Ben & Jerry’s Cows Now on Low Methane Emissions Diet

Do cows eat seaweed? On a Ben & Jerry’s dairy farm, yes. The popular ice cream maker is putting their cattle on a special diet to reduce emissions of methane.


Tub of Ben & Jerry's Cherry Garcia ice cream

It’s no secret that animal agriculture and dairy farming are major contributors to greenhouse gas emissions. The livestock sector is responsible for 14.5 percent of all GHG emissions; and, 40 percent of all methane emissions – a greenhouse gas that's 80 times more potent that CO2 – are specifically attributed to cows and other livestock.


Ben and Jerry’s, of course, relies on dairy to make their famous ice cream products (imagine a world without Cherry Garcia!), but acknowledges that their milk consumption comes at a cost to the environment; nearly 50 percent of the company’s carbon footprint comes from the dairy they purchase from farms.

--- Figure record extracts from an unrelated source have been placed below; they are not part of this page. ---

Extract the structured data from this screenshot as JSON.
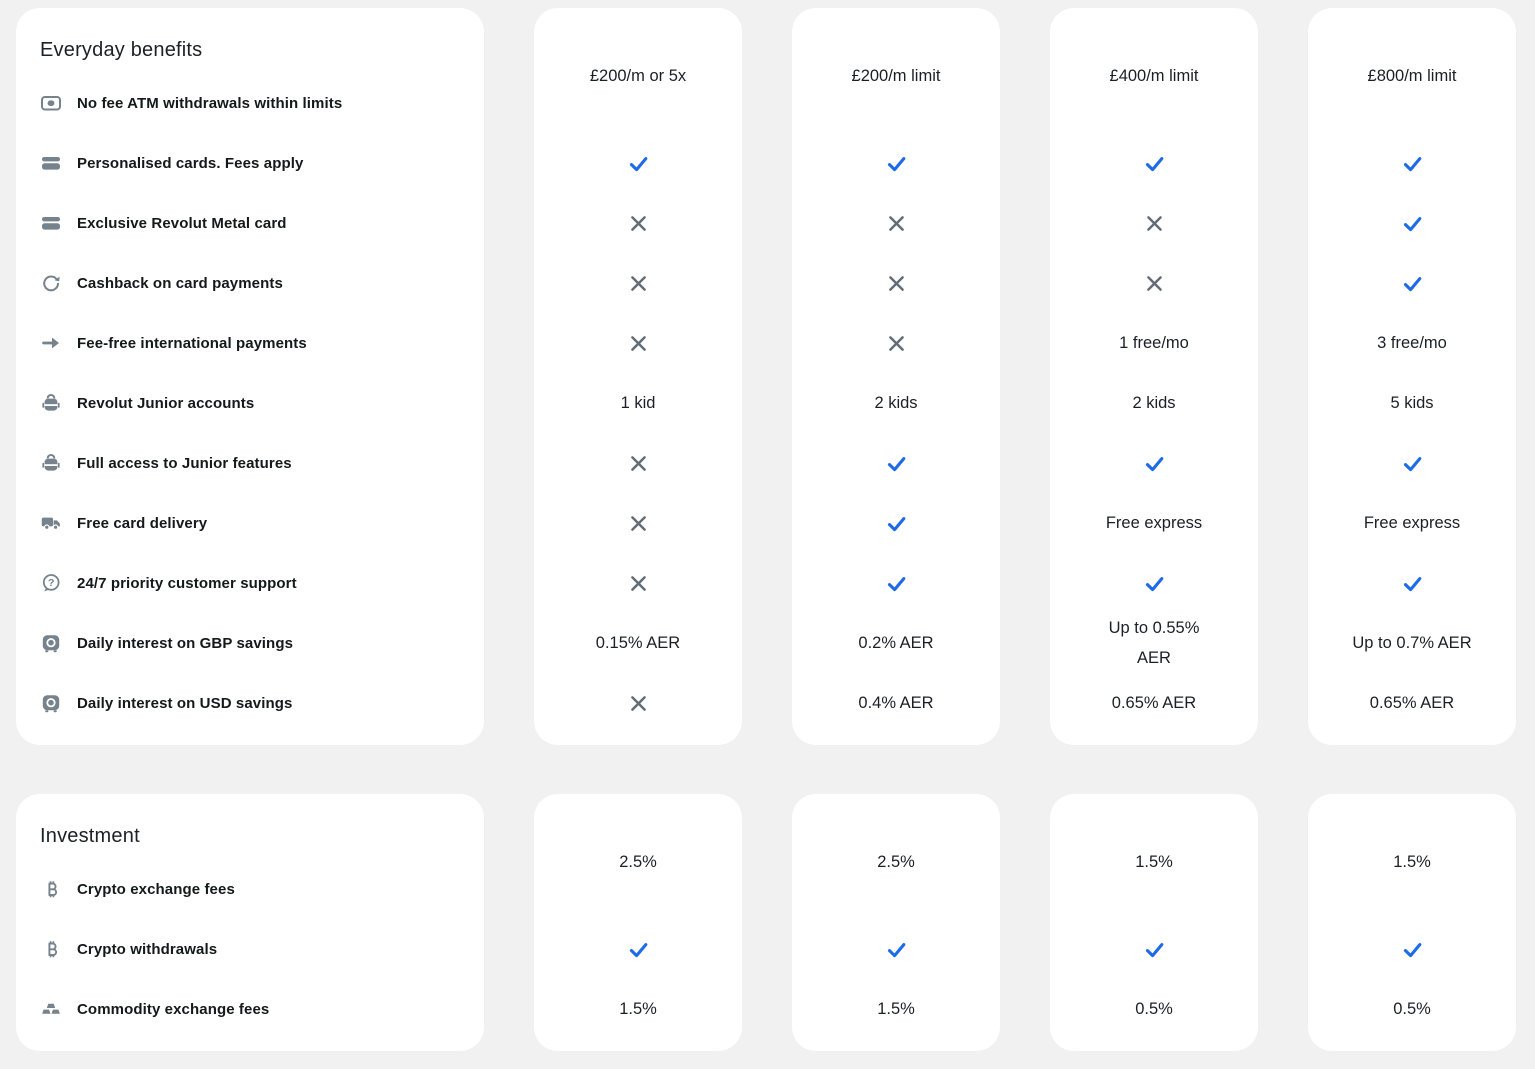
{
  "theme": {
    "page_bg": "#f1f1f2",
    "card_bg": "#ffffff",
    "check_blue": "#1e6be8",
    "cross_gray": "#626c76",
    "icon_gray": "#76828c",
    "label_color": "#14191a",
    "value_color": "#1b2027"
  },
  "sections": [
    {
      "title": "Everyday benefits",
      "features": [
        {
          "icon": "banknote",
          "label": "No fee ATM withdrawals within limits"
        },
        {
          "icon": "card",
          "label": "Personalised cards. Fees apply"
        },
        {
          "icon": "card",
          "label": "Exclusive Revolut Metal card"
        },
        {
          "icon": "cashback",
          "label": "Cashback on card payments"
        },
        {
          "icon": "arrow-right",
          "label": "Fee-free international payments"
        },
        {
          "icon": "backpack",
          "label": "Revolut Junior accounts"
        },
        {
          "icon": "backpack",
          "label": "Full access to Junior features"
        },
        {
          "icon": "truck",
          "label": "Free card delivery"
        },
        {
          "icon": "chat-question",
          "label": "24/7 priority customer support"
        },
        {
          "icon": "vault",
          "label": "Daily interest on GBP savings"
        },
        {
          "icon": "vault",
          "label": "Daily interest on USD savings"
        }
      ],
      "plans": [
        {
          "values": [
            {
              "type": "text",
              "text": "£200/m or 5x"
            },
            {
              "type": "check"
            },
            {
              "type": "cross"
            },
            {
              "type": "cross"
            },
            {
              "type": "cross"
            },
            {
              "type": "text",
              "text": "1 kid"
            },
            {
              "type": "cross"
            },
            {
              "type": "cross"
            },
            {
              "type": "cross"
            },
            {
              "type": "text",
              "text": "0.15% AER"
            },
            {
              "type": "cross"
            }
          ]
        },
        {
          "values": [
            {
              "type": "text",
              "text": "£200/m limit"
            },
            {
              "type": "check"
            },
            {
              "type": "cross"
            },
            {
              "type": "cross"
            },
            {
              "type": "cross"
            },
            {
              "type": "text",
              "text": "2 kids"
            },
            {
              "type": "check"
            },
            {
              "type": "check"
            },
            {
              "type": "check"
            },
            {
              "type": "text",
              "text": "0.2% AER"
            },
            {
              "type": "text",
              "text": "0.4% AER"
            }
          ]
        },
        {
          "values": [
            {
              "type": "text",
              "text": "£400/m limit"
            },
            {
              "type": "check"
            },
            {
              "type": "cross"
            },
            {
              "type": "cross"
            },
            {
              "type": "text",
              "text": "1 free/mo"
            },
            {
              "type": "text",
              "text": "2 kids"
            },
            {
              "type": "check"
            },
            {
              "type": "text",
              "text": "Free express"
            },
            {
              "type": "check"
            },
            {
              "type": "text",
              "text": "Up to 0.55%\nAER"
            },
            {
              "type": "text",
              "text": "0.65% AER"
            }
          ]
        },
        {
          "values": [
            {
              "type": "text",
              "text": "£800/m limit"
            },
            {
              "type": "check"
            },
            {
              "type": "check"
            },
            {
              "type": "check"
            },
            {
              "type": "text",
              "text": "3 free/mo"
            },
            {
              "type": "text",
              "text": "5 kids"
            },
            {
              "type": "check"
            },
            {
              "type": "text",
              "text": "Free express"
            },
            {
              "type": "check"
            },
            {
              "type": "text",
              "text": "Up to 0.7% AER"
            },
            {
              "type": "text",
              "text": "0.65% AER"
            }
          ]
        }
      ]
    },
    {
      "title": "Investment",
      "features": [
        {
          "icon": "bitcoin",
          "label": "Crypto exchange fees"
        },
        {
          "icon": "bitcoin",
          "label": "Crypto withdrawals"
        },
        {
          "icon": "gold",
          "label": "Commodity exchange fees"
        }
      ],
      "plans": [
        {
          "values": [
            {
              "type": "text",
              "text": "2.5%"
            },
            {
              "type": "check"
            },
            {
              "type": "text",
              "text": "1.5%"
            }
          ]
        },
        {
          "values": [
            {
              "type": "text",
              "text": "2.5%"
            },
            {
              "type": "check"
            },
            {
              "type": "text",
              "text": "1.5%"
            }
          ]
        },
        {
          "values": [
            {
              "type": "text",
              "text": "1.5%"
            },
            {
              "type": "check"
            },
            {
              "type": "text",
              "text": "0.5%"
            }
          ]
        },
        {
          "values": [
            {
              "type": "text",
              "text": "1.5%"
            },
            {
              "type": "check"
            },
            {
              "type": "text",
              "text": "0.5%"
            }
          ]
        }
      ]
    }
  ]
}
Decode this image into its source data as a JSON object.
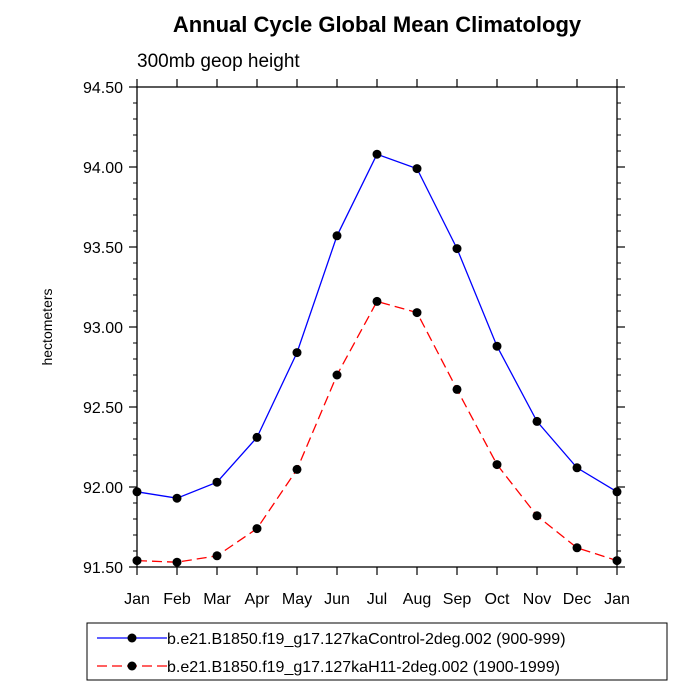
{
  "chart_data": {
    "type": "line",
    "title": "Annual Cycle Global Mean Climatology",
    "subtitle": "300mb geop height",
    "ylabel": "hectometers",
    "xlabel": "",
    "categories": [
      "Jan",
      "Feb",
      "Mar",
      "Apr",
      "May",
      "Jun",
      "Jul",
      "Aug",
      "Sep",
      "Oct",
      "Nov",
      "Dec",
      "Jan"
    ],
    "ylim": [
      91.5,
      94.5
    ],
    "yticks": [
      91.5,
      92.0,
      92.5,
      93.0,
      93.5,
      94.0,
      94.5
    ],
    "ytick_labels": [
      "91.50",
      "92.00",
      "92.50",
      "93.00",
      "93.50",
      "94.00",
      "94.50"
    ],
    "series": [
      {
        "name": "b.e21.B1850.f19_g17.127kaControl-2deg.002 (900-999)",
        "color": "#0000ff",
        "dash": "solid",
        "values": [
          91.97,
          91.93,
          92.03,
          92.31,
          92.84,
          93.57,
          94.08,
          93.99,
          93.49,
          92.88,
          92.41,
          92.12,
          91.97
        ]
      },
      {
        "name": "b.e21.B1850.f19_g17.127kaH11-2deg.002 (1900-1999)",
        "color": "#ff0000",
        "dash": "dashed",
        "values": [
          91.54,
          91.53,
          91.57,
          91.74,
          92.11,
          92.7,
          93.16,
          93.09,
          92.61,
          92.14,
          91.82,
          91.62,
          91.54
        ]
      }
    ],
    "legend_position": "bottom"
  }
}
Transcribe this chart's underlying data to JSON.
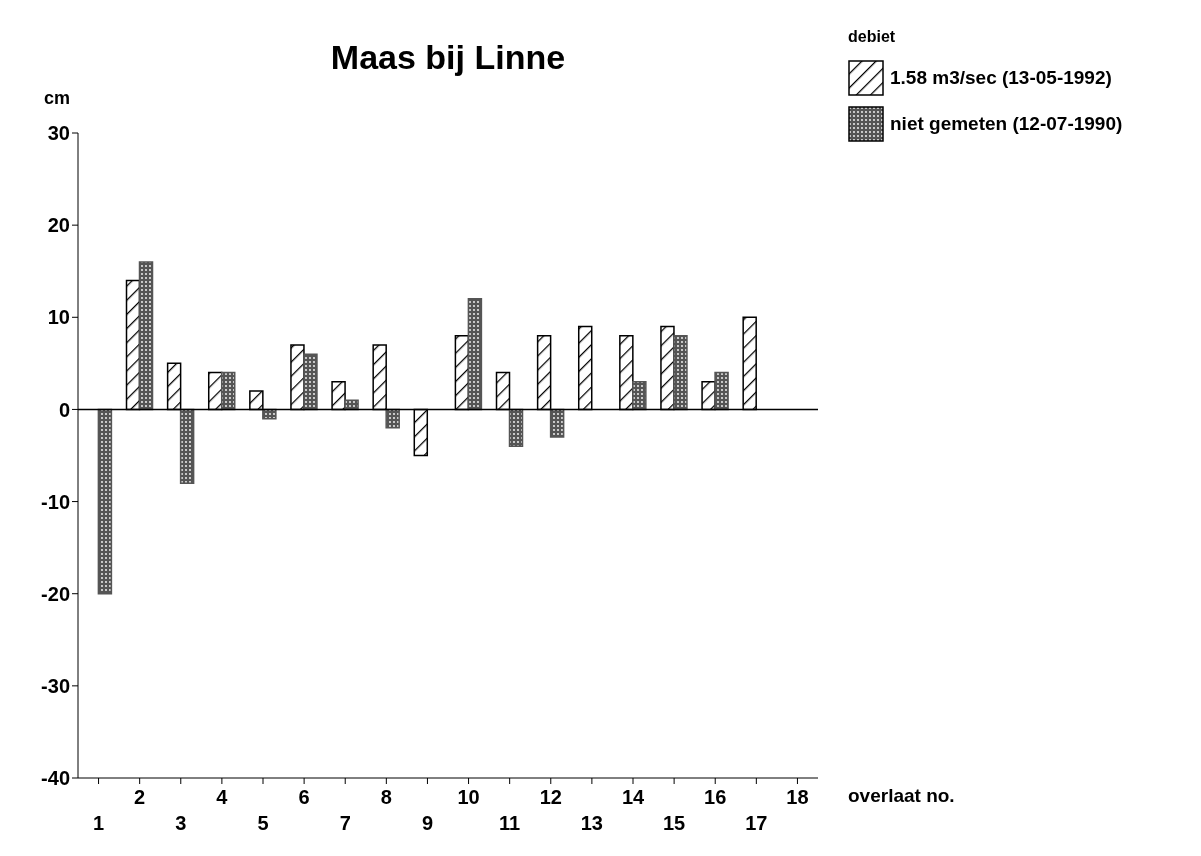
{
  "chart_data": {
    "type": "bar",
    "title": "Maas bij Linne",
    "ylabel": "cm",
    "xlabel": "overlaat no.",
    "legend_title": "debiet",
    "categories": [
      "1",
      "2",
      "3",
      "4",
      "5",
      "6",
      "7",
      "8",
      "9",
      "10",
      "11",
      "12",
      "13",
      "14",
      "15",
      "16",
      "17",
      "18"
    ],
    "series": [
      {
        "name": "1.58 m3/sec (13-05-1992)",
        "color": "#000000",
        "values": [
          null,
          14,
          5,
          4,
          2,
          7,
          3,
          7,
          -5,
          8,
          4,
          8,
          9,
          8,
          9,
          3,
          10,
          null
        ]
      },
      {
        "name": "niet gemeten (12-07-1990)",
        "color": "#555555",
        "values": [
          -20,
          16,
          -8,
          4,
          -1,
          6,
          1,
          -2,
          null,
          12,
          -4,
          -3,
          null,
          3,
          8,
          4,
          null,
          null
        ]
      }
    ],
    "ylim": [
      -40,
      30
    ],
    "yticks": [
      -40,
      -30,
      -20,
      -10,
      0,
      10,
      20,
      30
    ],
    "ref_lines": [
      {
        "axis": "y",
        "value": 0
      }
    ],
    "legend": "top right"
  }
}
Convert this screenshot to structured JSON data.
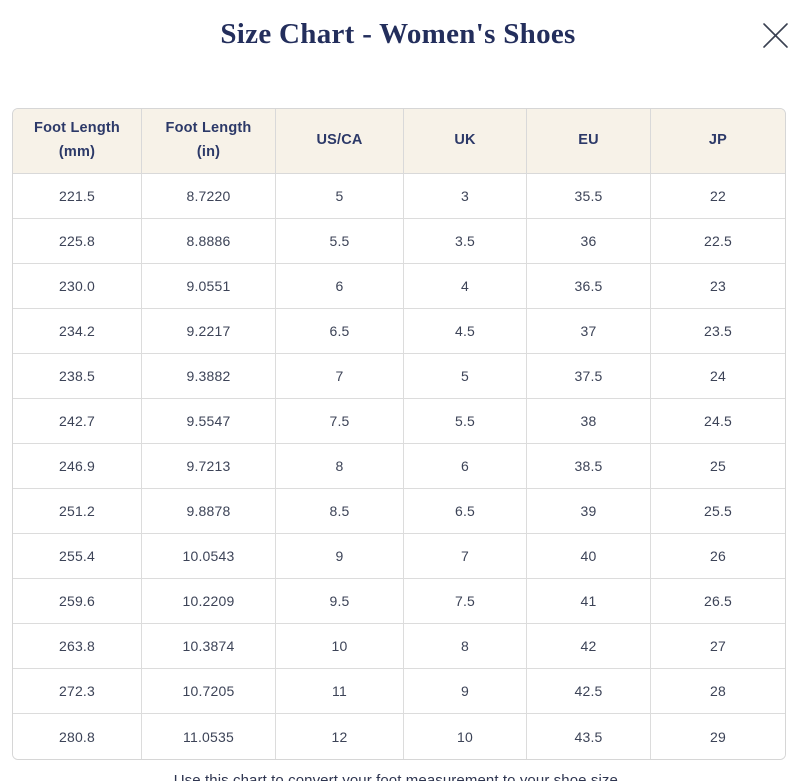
{
  "dialog": {
    "title": "Size Chart - Women's Shoes",
    "footer_note": "Use this chart to convert your foot measurement to your shoe size.",
    "close_icon": "x-icon"
  },
  "colors": {
    "title_navy": "#232e5c",
    "header_bg_cream": "#f7f2e8",
    "header_text_navy": "#2c3968",
    "cell_text": "#3c4357",
    "border": "#dcdcdc"
  },
  "table": {
    "columns": [
      "Foot Length\n(mm)",
      "Foot Length\n(in)",
      "US/CA",
      "UK",
      "EU",
      "JP"
    ],
    "rows": [
      [
        "221.5",
        "8.7220",
        "5",
        "3",
        "35.5",
        "22"
      ],
      [
        "225.8",
        "8.8886",
        "5.5",
        "3.5",
        "36",
        "22.5"
      ],
      [
        "230.0",
        "9.0551",
        "6",
        "4",
        "36.5",
        "23"
      ],
      [
        "234.2",
        "9.2217",
        "6.5",
        "4.5",
        "37",
        "23.5"
      ],
      [
        "238.5",
        "9.3882",
        "7",
        "5",
        "37.5",
        "24"
      ],
      [
        "242.7",
        "9.5547",
        "7.5",
        "5.5",
        "38",
        "24.5"
      ],
      [
        "246.9",
        "9.7213",
        "8",
        "6",
        "38.5",
        "25"
      ],
      [
        "251.2",
        "9.8878",
        "8.5",
        "6.5",
        "39",
        "25.5"
      ],
      [
        "255.4",
        "10.0543",
        "9",
        "7",
        "40",
        "26"
      ],
      [
        "259.6",
        "10.2209",
        "9.5",
        "7.5",
        "41",
        "26.5"
      ],
      [
        "263.8",
        "10.3874",
        "10",
        "8",
        "42",
        "27"
      ],
      [
        "272.3",
        "10.7205",
        "11",
        "9",
        "42.5",
        "28"
      ],
      [
        "280.8",
        "11.0535",
        "12",
        "10",
        "43.5",
        "29"
      ]
    ]
  }
}
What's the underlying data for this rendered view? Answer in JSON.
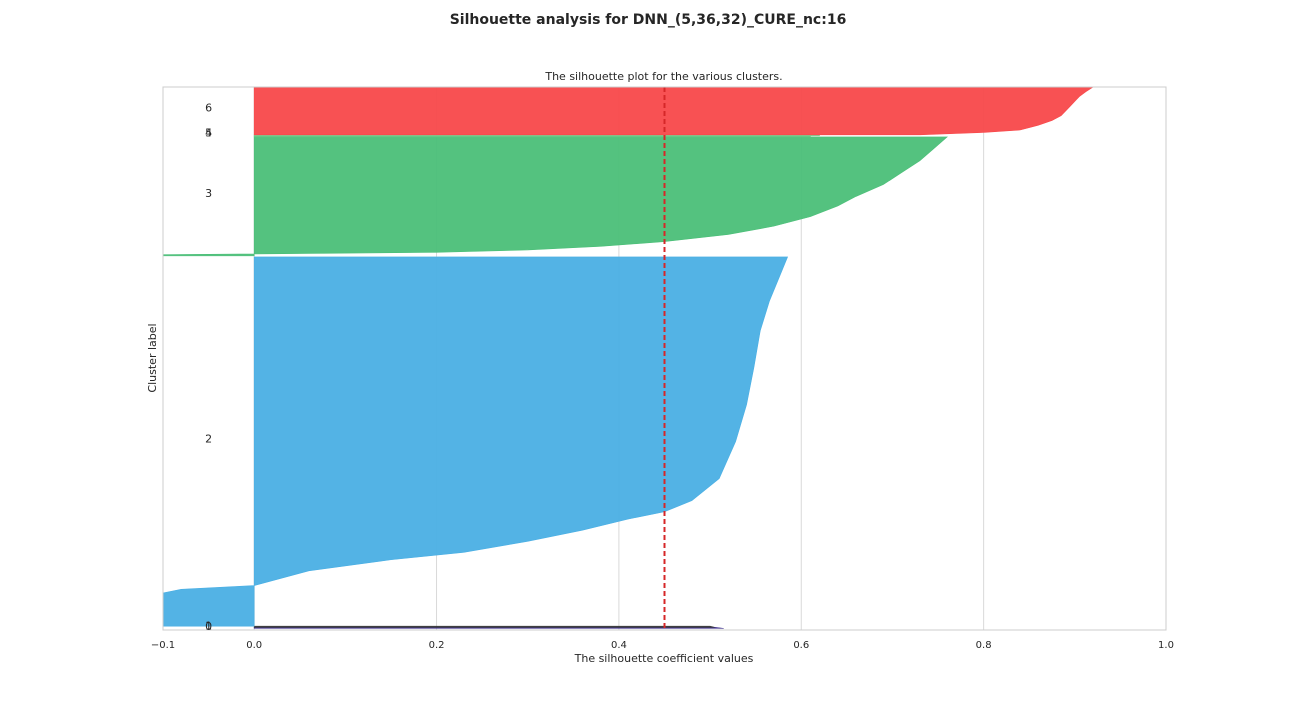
{
  "suptitle": "Silhouette analysis for DNN_(5,36,32)_CURE_nc:16",
  "chart_data": {
    "type": "area",
    "title": "The silhouette plot for the various clusters.",
    "xlabel": "The silhouette coefficient values",
    "ylabel": "Cluster label",
    "xlim": [
      -0.1,
      1.0
    ],
    "ylim": [
      0,
      1000
    ],
    "xticks": [
      -0.1,
      0.0,
      0.2,
      0.4,
      0.6,
      0.8,
      1.0
    ],
    "xtick_labels": [
      "−0.1",
      "0.0",
      "0.2",
      "0.4",
      "0.6",
      "0.8",
      "1.0"
    ],
    "grid": true,
    "average_silhouette": 0.45,
    "average_line_color": "#d62728",
    "clusters": [
      {
        "label": "0",
        "color": "#3b2d8a",
        "y_start": 3,
        "y_end": 5,
        "profile": [
          [
            0,
            0.515
          ],
          [
            1,
            0.505
          ]
        ]
      },
      {
        "label": "1",
        "color": "#3a3a3a",
        "y_start": 5,
        "y_end": 7,
        "profile": [
          [
            0,
            0.505
          ],
          [
            1,
            0.5
          ]
        ]
      },
      {
        "label": "2",
        "color": "#4aafe4",
        "y_start": 7,
        "y_end": 687,
        "profile": [
          [
            0,
            -0.1
          ],
          [
            0.09,
            -0.1
          ],
          [
            0.1,
            -0.08
          ],
          [
            0.11,
            0.0
          ],
          [
            0.15,
            0.06
          ],
          [
            0.18,
            0.15
          ],
          [
            0.2,
            0.23
          ],
          [
            0.23,
            0.3
          ],
          [
            0.26,
            0.36
          ],
          [
            0.29,
            0.41
          ],
          [
            0.31,
            0.45
          ],
          [
            0.34,
            0.48
          ],
          [
            0.4,
            0.51
          ],
          [
            0.5,
            0.528
          ],
          [
            0.6,
            0.54
          ],
          [
            0.7,
            0.548
          ],
          [
            0.8,
            0.555
          ],
          [
            0.88,
            0.565
          ],
          [
            0.94,
            0.575
          ],
          [
            1.0,
            0.585
          ]
        ]
      },
      {
        "label": "3",
        "color": "#4bbf78",
        "y_start": 689,
        "y_end": 908,
        "profile": [
          [
            0,
            -0.1
          ],
          [
            0.01,
            -0.1
          ],
          [
            0.03,
            0.2
          ],
          [
            0.05,
            0.3
          ],
          [
            0.08,
            0.38
          ],
          [
            0.12,
            0.45
          ],
          [
            0.18,
            0.52
          ],
          [
            0.25,
            0.57
          ],
          [
            0.33,
            0.61
          ],
          [
            0.42,
            0.64
          ],
          [
            0.5,
            0.66
          ],
          [
            0.6,
            0.69
          ],
          [
            0.7,
            0.71
          ],
          [
            0.8,
            0.73
          ],
          [
            0.9,
            0.745
          ],
          [
            1.0,
            0.76
          ]
        ]
      },
      {
        "label": "4",
        "color": "#62c783",
        "y_start": 908,
        "y_end": 910,
        "profile": [
          [
            0,
            0.61
          ],
          [
            1,
            0.61
          ]
        ]
      },
      {
        "label": "5",
        "color": "#7acb8c",
        "y_start": 910,
        "y_end": 912,
        "profile": [
          [
            0,
            0.62
          ],
          [
            1,
            0.62
          ]
        ]
      },
      {
        "label": "6",
        "color": "#f8484a",
        "y_start": 912,
        "y_end": 1000,
        "profile": [
          [
            0,
            0.73
          ],
          [
            0.05,
            0.8
          ],
          [
            0.1,
            0.84
          ],
          [
            0.2,
            0.86
          ],
          [
            0.3,
            0.875
          ],
          [
            0.4,
            0.885
          ],
          [
            0.5,
            0.89
          ],
          [
            0.6,
            0.895
          ],
          [
            0.7,
            0.9
          ],
          [
            0.8,
            0.905
          ],
          [
            0.9,
            0.912
          ],
          [
            1.0,
            0.92
          ]
        ]
      }
    ],
    "cluster_label_positions": [
      {
        "label": "6",
        "y": 962
      },
      {
        "label": "5",
        "y": 916
      },
      {
        "label": "4",
        "y": 916
      },
      {
        "label": "3",
        "y": 805
      },
      {
        "label": "2",
        "y": 353
      },
      {
        "label": "1",
        "y": 8
      },
      {
        "label": "0",
        "y": 7
      }
    ]
  }
}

They’ve launched an initiative – dubbed Project Mootopia – to tackle their climate impacts from their legions of dairy cows, including slashing “enteric” emissions from their bovine friends, reports EcoWatch.


That’s where the seaweed comes in. Every belch and fart from a dairy cow (of which there are, admittedly, many) releases methane into the atmosphere. Like all ruminants, cows have a four-chambered stomach. The largest chamber – the rumen – contains microbes that break down food, producing as much as 50 quarts of gas an hour in the process, most of which is released by belching.


To reduce that belching, Ben & Jerry’s is working with a company that produces a seaweed supplement, Brominata, made from dehydrated red seaweed grown in tanks. Studies show that adding just 3 ounces of seaweed to a cow’s diet can reduce methane emissions by a whopping 82 percent. Cows also lose energy when they belch, so these supplements are a win for farmers too, who will need less feed to nourish their animals.